PolicyGuard: LLMエージェントにおけるポリシー遵守のための対話に基づくサブエージェント検証器

要旨

LLMエージェントは、組織を代表してツール呼び出しを通じてユーザーリクエストを処理し、システムプロンプトに記載された企業ポリシーに従わなければならない。従来の研究は、この問題を安全対策の問題として捉えていた――すなわち、非準拠なエージェントの動作をブロックする外部チェックである。我々は、ポリシー遵守はより広範な問題であると主張する。実際のワークフローは複数のターンにわたって展開され、明示的なユーザー確認と事前読取りを必要とし、単一の引数の値ではなく、対話の内容に依存する。この要件を満たすには、(i) 完全な会話コンテキスト、(ii) ポリシーと現在の対話にわたる自己推論、(iii) エージェントの次のターンを導く会話固有の修正――これら3つの能力が必要であり、従来の安全対策の研究では過小評価されてきた。我々は、POLICYGUARDを導入する。これは、エージェントと対話のビューを共有し、コンテキスト内でポリシーを推論し、エージェントの次のターンに対して実用的なフィードバックを提供するサブエージェント検証器である。tau^2-BENCH航空データセットにおいて、3つのベンダー（GPT-5.4、Claude Sonnet 4.6、Gemini 2.5 Pro）を用い、各設定で4回の試行を行った結果、POLICYGUARDはPASS4を+12.0 / +6.0 / +12.0パーセントポイント向上させた。呼び出しごとの分析では、POLICYGUARDはより高いポリシー違反再現率を達成しつつ、引数レベルのガードと比較してブロック頻度は約半分であることが示された。

English

LLM agents handle user requests on behalf of organizations through tool calls and must follow the company policies stated in their system prompts.

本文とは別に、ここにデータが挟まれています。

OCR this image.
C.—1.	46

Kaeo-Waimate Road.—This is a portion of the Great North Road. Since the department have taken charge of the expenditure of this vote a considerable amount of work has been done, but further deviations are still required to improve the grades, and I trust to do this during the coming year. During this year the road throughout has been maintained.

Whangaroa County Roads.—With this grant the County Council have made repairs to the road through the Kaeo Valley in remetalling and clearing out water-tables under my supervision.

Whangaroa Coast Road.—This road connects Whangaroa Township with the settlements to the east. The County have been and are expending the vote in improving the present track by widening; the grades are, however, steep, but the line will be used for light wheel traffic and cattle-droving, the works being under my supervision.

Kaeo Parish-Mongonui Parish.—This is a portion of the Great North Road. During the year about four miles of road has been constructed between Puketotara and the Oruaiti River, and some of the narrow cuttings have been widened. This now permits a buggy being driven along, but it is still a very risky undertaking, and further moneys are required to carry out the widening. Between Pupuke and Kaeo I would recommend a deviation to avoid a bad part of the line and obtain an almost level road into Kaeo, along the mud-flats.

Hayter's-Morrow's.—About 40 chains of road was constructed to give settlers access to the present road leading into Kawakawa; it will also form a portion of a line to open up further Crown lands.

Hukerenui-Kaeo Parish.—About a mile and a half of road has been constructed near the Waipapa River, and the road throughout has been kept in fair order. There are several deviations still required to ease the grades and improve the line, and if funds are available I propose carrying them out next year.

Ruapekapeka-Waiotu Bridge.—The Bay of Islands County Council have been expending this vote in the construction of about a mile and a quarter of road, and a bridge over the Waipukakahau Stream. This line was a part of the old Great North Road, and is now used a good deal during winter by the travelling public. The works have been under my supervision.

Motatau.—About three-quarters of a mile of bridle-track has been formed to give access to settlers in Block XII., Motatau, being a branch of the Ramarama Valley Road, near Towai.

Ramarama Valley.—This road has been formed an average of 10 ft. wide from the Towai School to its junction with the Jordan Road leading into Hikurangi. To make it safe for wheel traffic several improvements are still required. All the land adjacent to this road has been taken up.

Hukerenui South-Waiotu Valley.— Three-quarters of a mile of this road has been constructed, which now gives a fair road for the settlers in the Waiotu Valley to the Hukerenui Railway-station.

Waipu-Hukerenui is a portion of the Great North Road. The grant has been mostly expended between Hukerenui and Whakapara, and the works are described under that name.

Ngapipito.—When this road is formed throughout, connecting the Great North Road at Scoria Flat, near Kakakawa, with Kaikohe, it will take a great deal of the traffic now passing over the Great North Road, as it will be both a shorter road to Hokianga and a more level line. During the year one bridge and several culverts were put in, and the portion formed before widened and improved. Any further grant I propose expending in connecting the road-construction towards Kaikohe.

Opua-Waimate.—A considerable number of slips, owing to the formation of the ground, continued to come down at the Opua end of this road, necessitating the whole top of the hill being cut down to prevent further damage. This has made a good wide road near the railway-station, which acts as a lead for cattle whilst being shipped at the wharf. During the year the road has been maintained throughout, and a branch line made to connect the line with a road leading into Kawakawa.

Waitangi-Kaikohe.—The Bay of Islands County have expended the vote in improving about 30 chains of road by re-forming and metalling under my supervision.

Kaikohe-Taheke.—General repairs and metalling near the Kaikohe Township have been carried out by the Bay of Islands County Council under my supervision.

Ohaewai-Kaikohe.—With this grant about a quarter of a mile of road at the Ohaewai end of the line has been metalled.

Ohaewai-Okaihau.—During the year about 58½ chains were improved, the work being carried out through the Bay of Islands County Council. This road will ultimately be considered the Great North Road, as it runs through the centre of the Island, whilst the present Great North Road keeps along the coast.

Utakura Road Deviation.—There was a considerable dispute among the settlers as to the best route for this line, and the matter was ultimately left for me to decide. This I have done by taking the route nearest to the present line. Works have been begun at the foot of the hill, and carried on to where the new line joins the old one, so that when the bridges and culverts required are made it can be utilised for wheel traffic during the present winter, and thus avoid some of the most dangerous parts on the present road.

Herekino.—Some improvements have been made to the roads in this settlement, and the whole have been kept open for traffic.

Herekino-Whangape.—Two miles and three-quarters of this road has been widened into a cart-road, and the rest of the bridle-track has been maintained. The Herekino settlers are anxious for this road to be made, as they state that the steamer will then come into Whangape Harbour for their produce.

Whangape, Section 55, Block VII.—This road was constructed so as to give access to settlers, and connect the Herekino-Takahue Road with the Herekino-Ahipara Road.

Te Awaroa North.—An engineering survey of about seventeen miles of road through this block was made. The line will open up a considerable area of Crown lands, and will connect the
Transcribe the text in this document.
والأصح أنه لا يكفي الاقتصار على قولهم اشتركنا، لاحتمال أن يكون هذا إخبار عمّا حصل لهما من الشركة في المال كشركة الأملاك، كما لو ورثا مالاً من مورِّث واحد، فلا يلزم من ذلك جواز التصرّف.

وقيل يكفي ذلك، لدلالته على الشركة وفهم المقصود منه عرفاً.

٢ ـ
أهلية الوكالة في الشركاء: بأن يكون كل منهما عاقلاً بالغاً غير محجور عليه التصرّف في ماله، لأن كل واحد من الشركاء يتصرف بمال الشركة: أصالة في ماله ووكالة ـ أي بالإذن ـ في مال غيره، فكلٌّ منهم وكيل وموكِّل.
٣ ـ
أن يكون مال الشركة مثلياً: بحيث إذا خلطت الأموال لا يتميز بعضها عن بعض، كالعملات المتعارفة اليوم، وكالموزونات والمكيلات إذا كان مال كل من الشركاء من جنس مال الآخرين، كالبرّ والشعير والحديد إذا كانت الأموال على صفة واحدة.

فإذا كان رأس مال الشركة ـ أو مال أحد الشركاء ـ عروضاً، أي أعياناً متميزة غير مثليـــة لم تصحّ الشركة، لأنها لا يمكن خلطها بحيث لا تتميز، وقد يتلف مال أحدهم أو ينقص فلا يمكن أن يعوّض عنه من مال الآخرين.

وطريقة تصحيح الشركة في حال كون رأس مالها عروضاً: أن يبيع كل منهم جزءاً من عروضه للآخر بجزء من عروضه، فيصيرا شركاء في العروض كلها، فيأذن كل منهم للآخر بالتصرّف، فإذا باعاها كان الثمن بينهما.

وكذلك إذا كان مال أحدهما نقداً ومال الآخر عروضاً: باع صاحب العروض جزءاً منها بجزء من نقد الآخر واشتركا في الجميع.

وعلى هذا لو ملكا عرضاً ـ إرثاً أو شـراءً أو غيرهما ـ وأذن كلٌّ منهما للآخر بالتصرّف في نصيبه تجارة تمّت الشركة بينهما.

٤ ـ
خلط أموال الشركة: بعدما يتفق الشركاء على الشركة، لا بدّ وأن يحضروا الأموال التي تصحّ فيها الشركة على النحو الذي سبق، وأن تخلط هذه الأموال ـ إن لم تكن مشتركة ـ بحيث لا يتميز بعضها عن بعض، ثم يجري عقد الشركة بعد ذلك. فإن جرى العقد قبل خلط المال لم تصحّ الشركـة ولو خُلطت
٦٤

Prior work approaches this as a safeguarding problem -- external checks that block non-compliant agent actions. We argue that policy adherence is a broader problem: real workflows unfold across many turns, require explicit user confirmation and prerequisite reads, and hinge on the content of the dialogue rather than on any single argument value. Meeting this bar requires (i) full conversation context, (ii) self-reasoning over the policy and the current dialogue, and (iii) conversation-specific remediation that guides the agent's next turn -- three capabilities that prior safeguard work has often underestimated. We introduce POLICYGUARD, a sub-agent verifier that shares the agent's view of the dialogue, reasons over the policy in context, and provides actionable feedback for the agent's next turn. On tau^2-BENCH airline across three vendors (GPT-5.4, Claude Sonnet 4.6, Gemini 2.5 Pro) with four trials per setting, POLICYGUARD improves PASS4 by +12.0 / +6.0 / +12.0 pp. Per-call analyses show POLICYGUARD achieves higher policy-violation recall while blocking roughly half as often as argument-level guards.